Abstract: The outputs of R&D, such as new research findings and new products and services, are generated with the aid of specialized problem-solving processes. These processes are somewhat arcane and have been largely ignored in studies of technical change. However, their improvement can significantly affect the kinds of research problems that can be addressed, the efficiency and speed with which R&D can be performed, and the competitive positions of firms employing them. In this paper, we first describe the general nature of the trial-and-error problem-solving processes and strategies for experimentation used in the development of new products and services. We next discuss the rapid advances being made in problem-solving methods, and the impact such advances can have on the competitive position of adopting firms. Finally, we offer a detailed case study of the impact one novel experimental method, combinatorial chemistry, is having on the economics of the drug discovery process.
 



von Hippel, Eric, Nikolaus Franke, and Reinhard Prügl. “Pyramiding”: Efficient Identification of Rare Subjects Sloan Working Paper. 4720-08. Sloan School of Management, Massachusetts Institute of Technology, October 2008. (PDF)

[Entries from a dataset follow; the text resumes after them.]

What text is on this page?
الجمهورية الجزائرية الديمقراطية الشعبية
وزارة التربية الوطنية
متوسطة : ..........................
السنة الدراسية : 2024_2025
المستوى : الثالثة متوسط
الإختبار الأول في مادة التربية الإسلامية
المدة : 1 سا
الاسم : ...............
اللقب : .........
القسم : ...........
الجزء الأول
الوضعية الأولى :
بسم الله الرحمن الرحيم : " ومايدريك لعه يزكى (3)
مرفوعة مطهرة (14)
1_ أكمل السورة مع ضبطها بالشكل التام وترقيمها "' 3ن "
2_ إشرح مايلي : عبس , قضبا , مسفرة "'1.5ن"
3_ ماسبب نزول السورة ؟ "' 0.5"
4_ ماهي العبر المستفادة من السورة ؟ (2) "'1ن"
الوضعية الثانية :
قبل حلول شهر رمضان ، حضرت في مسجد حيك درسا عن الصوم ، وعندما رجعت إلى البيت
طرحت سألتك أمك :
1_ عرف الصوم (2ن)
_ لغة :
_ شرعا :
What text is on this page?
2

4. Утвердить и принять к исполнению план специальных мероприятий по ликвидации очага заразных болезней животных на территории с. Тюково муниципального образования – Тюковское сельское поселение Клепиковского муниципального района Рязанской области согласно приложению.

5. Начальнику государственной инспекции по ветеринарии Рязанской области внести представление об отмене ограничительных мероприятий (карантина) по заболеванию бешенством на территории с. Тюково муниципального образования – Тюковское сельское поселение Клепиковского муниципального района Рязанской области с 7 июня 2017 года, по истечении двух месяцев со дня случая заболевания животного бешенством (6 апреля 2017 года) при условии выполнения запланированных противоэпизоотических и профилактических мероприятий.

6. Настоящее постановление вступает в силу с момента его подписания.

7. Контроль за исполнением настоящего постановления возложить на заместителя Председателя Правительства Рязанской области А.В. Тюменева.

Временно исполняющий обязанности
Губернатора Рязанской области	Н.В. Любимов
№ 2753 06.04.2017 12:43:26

Abstract: The need to economically identify rare subjects within large, poorly-mapped search spaces is a frequently-encountered problem for social scientists and managers. It is notoriously difficult, for example, to identify the best new CEO for our company, or the best three lead users to participate in our product development project. Mass screening of entire populations or samples becomes steadily more expensive as the number of acceptable solutions within the search space becomes rarer. Pyramiding can be significantly more efficient under many conditions.

Pyramiding is a search process based upon the view that people with a strong interest in a topic or field tend to know people more expert than themselves. In this paper we empirically explore the efficiency of pyramiding searches relative to mass screening in search spaces where there is only one best solution. In four experiments, we find that pyramiding in each case identifies the best solution within the search space using an average of only 30% of the effort required by mass screening. Based on our findings, we propose conditions under which pyramiding will be a more efficient approach to exploring a search space than screening.